Wood also said that Hilton would not seek any changes to the exterior of the hotel and that he would be focused on its interior design.
“We can only touch the program internally,” Wood said. “Hilton knows we’re not touching the envelope.”
Cohen and Nunn, as well as Commissioner Tim Neely, expressed concern about a row of townhomes that would run along Historic Town Center Park. In May, the city’s Parks, Recreation and Senior Services Commission also disapproved the close proximity of residential private space to public park space. City staff had noted the importance of events at the park, including the city’s annual Christmas Tree Lighting Ceremony and Summer Nites Concert Series. Host presented a plan that would inform prospective residents of activities at the park but also indemnify the city in case of future litigation.
The commission’s discussion of the project Tuesday lasted more than three hours, including over 30 speakers from the public.
“They have designed a project that’s good for San Juan Capistrano. It’ll be a good tax base for us,” said resident Ted Roberts. “This is something we need. We need a class hotel in downtown.”
Downtown business leaders and owners said the hotel and residences would be in line with one of the master plan’s goals to create an “18-hour” downtown and keep patrons in the city.
“What this project brings to town is that game changer,” said John Gillotti, owner of Mission Grill. “What this project brings to us is a much needed hotel, and for us downtown restaurants, at least 200-plus meals per day will be generated.”
Opponents of the project said the townhomes would threaten the future of the park, which had become a viable event space.
“The park has become a component of this community. Two-thousand to 3,000 people gather for San Juan Summer Nites,” said former mayor Ken Friess. “There should be no residential component … We will not be having San Juan Summer Nites again.”
Many of those who spoke against the project also drew from their professional backgrounds in architecture, development and real estate and said that Urban Village’s design and ability to finance the project needed to be further reviewed. They asked the commission to not approve the project out of desperation to build a hotel.

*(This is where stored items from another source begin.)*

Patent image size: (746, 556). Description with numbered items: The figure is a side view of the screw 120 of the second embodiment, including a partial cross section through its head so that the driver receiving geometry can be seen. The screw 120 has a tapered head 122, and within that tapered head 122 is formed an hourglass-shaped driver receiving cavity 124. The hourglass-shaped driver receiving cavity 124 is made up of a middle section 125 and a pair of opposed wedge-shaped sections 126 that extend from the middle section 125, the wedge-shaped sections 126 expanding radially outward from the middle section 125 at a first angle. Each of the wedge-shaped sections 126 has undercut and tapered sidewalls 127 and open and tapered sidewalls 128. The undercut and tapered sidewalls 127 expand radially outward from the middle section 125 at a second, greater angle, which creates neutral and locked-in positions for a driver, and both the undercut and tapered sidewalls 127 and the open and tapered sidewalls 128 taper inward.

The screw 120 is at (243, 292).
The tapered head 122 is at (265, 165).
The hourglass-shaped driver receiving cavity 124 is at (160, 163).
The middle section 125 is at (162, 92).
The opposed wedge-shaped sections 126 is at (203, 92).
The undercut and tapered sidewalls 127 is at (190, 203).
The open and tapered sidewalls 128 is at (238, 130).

“These people do not like the project. They’re real estate professional. I think someone has to listen to them,” said former councilman Tom Hribar, owner of a real estate business. “We need to send the developer back to the drawing board, make some changes and then come back.”

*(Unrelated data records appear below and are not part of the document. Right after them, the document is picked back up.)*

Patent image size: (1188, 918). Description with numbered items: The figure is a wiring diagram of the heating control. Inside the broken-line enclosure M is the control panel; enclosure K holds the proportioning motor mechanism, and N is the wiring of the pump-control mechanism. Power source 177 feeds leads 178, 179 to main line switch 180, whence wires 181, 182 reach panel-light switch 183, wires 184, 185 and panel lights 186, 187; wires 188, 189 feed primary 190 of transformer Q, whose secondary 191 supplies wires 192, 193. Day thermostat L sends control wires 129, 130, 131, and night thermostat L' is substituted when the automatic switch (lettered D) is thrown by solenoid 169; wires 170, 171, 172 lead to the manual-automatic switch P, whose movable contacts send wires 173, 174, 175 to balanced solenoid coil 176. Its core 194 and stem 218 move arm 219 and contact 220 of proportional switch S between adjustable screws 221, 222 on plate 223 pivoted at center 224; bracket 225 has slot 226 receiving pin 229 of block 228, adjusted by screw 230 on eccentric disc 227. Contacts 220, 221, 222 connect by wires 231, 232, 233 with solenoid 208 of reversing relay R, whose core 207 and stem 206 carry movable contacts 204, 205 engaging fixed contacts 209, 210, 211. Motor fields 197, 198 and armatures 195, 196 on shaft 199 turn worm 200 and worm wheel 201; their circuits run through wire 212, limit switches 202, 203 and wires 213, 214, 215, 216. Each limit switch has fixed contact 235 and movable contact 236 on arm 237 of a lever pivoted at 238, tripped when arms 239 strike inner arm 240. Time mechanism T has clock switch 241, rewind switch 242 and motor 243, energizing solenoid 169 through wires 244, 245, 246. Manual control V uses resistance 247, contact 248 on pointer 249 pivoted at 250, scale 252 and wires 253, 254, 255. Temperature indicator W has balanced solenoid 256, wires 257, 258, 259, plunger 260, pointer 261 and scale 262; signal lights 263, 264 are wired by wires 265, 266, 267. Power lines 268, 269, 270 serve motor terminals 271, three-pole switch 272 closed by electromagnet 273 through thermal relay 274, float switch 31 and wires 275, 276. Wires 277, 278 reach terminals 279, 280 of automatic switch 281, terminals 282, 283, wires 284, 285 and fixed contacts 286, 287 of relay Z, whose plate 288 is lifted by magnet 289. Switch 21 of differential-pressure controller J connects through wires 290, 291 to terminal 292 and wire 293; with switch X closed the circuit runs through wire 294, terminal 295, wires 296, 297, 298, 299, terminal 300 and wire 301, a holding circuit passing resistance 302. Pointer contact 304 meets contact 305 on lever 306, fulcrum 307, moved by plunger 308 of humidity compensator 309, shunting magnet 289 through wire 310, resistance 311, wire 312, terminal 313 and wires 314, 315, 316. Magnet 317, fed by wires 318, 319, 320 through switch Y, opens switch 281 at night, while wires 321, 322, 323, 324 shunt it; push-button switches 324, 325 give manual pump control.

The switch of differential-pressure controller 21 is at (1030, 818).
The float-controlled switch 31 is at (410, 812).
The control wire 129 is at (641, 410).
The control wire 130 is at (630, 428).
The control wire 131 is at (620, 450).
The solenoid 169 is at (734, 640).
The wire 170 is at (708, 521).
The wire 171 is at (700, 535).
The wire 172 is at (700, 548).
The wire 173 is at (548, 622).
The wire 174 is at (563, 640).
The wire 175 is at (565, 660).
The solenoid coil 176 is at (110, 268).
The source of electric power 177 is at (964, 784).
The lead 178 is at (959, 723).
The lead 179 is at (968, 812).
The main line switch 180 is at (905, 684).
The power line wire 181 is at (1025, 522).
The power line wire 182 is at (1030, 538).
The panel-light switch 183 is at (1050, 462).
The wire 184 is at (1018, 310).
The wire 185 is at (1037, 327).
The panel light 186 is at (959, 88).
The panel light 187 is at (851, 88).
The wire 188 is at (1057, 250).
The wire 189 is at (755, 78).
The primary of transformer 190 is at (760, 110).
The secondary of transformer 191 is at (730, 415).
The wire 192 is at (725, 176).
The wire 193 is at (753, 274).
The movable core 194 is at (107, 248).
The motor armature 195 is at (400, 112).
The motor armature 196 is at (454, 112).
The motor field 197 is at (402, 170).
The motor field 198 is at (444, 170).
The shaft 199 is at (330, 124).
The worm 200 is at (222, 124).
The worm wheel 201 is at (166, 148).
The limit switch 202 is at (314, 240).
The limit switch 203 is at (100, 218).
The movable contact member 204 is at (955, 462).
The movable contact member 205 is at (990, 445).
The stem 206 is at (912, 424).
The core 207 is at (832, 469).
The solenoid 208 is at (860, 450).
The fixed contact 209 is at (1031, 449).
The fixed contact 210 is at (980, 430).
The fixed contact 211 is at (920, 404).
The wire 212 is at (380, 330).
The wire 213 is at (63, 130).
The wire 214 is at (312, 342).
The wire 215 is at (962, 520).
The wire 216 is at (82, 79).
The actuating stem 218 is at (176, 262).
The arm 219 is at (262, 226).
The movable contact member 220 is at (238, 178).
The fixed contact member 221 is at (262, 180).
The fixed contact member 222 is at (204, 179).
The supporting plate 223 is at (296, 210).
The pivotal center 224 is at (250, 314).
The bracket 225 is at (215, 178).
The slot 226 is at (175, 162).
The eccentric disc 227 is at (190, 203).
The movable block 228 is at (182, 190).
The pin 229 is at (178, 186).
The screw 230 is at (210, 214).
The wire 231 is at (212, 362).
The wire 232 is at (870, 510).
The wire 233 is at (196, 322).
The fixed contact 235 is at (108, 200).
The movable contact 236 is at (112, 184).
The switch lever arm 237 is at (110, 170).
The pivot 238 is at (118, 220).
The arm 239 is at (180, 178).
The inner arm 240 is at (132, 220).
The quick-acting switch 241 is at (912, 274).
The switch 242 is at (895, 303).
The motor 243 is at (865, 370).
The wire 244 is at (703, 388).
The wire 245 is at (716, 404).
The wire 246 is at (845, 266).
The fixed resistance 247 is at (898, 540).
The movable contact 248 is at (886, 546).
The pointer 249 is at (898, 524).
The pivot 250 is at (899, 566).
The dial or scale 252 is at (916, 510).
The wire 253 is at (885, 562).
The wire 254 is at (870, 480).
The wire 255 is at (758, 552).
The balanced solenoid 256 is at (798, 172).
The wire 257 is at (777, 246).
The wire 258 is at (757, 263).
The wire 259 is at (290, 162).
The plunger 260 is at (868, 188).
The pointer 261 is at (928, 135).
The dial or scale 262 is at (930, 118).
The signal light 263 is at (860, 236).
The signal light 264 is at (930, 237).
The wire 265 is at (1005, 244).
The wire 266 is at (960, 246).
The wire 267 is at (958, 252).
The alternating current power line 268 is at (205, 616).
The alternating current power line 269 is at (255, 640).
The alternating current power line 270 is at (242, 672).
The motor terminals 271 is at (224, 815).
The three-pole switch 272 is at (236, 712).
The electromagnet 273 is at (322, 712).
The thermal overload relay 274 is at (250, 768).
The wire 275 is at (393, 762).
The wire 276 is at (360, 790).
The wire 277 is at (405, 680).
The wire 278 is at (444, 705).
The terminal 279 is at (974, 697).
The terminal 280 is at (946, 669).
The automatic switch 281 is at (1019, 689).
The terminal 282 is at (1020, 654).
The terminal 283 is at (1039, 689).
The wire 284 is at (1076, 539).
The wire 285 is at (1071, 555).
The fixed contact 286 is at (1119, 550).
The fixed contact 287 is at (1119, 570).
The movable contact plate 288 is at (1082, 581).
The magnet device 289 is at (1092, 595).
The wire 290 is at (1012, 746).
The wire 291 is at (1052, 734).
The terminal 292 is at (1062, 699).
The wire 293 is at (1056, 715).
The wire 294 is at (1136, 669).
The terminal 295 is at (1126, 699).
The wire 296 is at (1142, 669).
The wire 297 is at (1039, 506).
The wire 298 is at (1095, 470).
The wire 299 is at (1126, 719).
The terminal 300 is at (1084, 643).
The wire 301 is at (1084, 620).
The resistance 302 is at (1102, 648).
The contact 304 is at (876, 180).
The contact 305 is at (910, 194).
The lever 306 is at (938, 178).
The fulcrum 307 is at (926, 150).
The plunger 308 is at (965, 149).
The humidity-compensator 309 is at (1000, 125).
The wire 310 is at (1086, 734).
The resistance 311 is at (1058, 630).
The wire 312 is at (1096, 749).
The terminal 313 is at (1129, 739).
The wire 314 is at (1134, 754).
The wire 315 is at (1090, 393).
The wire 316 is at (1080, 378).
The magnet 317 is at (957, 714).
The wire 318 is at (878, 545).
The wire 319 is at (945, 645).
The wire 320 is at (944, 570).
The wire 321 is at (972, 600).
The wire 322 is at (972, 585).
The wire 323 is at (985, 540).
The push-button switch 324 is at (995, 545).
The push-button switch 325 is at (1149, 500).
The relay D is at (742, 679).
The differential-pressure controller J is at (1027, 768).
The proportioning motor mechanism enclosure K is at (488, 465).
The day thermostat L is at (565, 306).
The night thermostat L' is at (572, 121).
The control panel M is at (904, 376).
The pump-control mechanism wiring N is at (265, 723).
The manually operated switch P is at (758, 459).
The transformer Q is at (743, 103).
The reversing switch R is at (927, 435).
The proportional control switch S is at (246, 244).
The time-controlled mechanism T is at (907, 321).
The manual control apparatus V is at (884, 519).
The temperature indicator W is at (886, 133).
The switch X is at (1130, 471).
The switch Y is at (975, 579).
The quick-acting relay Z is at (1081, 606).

Among those who spoke in support also included resident and movie producer Steve Oedekerk, who owns the land the project will be built on. Oedekerk, who has been allowing the city to use his land as public parking at no charge, said financial security, as well as problems caused by homelessness and drug use in the park, may force him to privatize the lot, blocking any future development.

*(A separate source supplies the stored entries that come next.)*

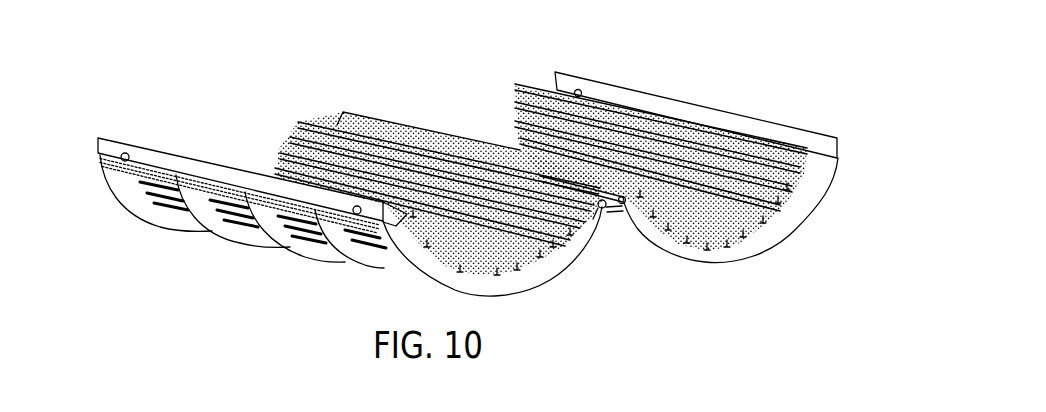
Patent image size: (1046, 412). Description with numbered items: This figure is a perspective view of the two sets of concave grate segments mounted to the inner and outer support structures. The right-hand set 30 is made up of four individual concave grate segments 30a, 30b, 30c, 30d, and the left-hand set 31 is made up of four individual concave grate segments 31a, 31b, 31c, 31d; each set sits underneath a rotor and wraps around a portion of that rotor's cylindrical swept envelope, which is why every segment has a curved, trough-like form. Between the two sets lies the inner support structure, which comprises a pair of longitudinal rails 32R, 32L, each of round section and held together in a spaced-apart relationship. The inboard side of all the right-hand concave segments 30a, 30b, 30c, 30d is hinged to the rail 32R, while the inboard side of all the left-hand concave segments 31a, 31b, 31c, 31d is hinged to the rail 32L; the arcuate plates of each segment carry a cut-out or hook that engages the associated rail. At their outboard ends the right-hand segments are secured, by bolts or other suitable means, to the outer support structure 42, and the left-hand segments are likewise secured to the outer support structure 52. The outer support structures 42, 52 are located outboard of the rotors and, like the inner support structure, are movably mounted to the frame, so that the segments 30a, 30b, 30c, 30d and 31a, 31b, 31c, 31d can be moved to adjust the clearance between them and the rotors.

The set of concave grate segments 30 is at (800, 240).
The concave grate segment 30a is at (803, 150).
The concave grate segment 30b is at (726, 176).
The concave grate segment 30c is at (650, 130).
The concave grate segment 30d is at (572, 157).
The set of concave grate segments 31 is at (558, 290).
The concave grate segment 31a is at (382, 247).
The concave grate segment 31b is at (312, 232).
The concave grate segment 31c is at (242, 213).
The concave grate segment 31d is at (160, 190).
The longitudinal rail 32R is at (598, 213).
The longitudinal rail 32L is at (628, 215).
The outer support structure 42 is at (615, 97).
The outer support structure 52 is at (167, 158).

“If the development does not move forward, it’s important to me that everyone knows up front there will not be another round. I won’t work with a new developer. I won’t be selling the property,” said Oedekerk. “It’s extremely important to note that without the development, the lot will have to go private … The park and the plaza, collectively, have too many dark corners. This development keeps these elements out in a single swipe.”
The commission cast several votes for different elements of the project, including a 4-1 denial of a request to reduce the amount of required hotel parking from 1 to 0.8 spaces per guest room. Host has argued that the reduction was the same as the one granted to the Plaza Banderas project. City staff said the reduction would have still provided adequate parking and that a parking management plan—including valet and shuttle service for events—would be developed.
In two separate votes, the commission voted 4-1 to amend setback requirements in the master plan and a tentative tract map, architectural control, conditional use permit, grading modifications and a tree removal plan. In protest of the townhomes, Cohen abstained from a 3-1 vote that approve a reduction in the average rear yard setback for residences.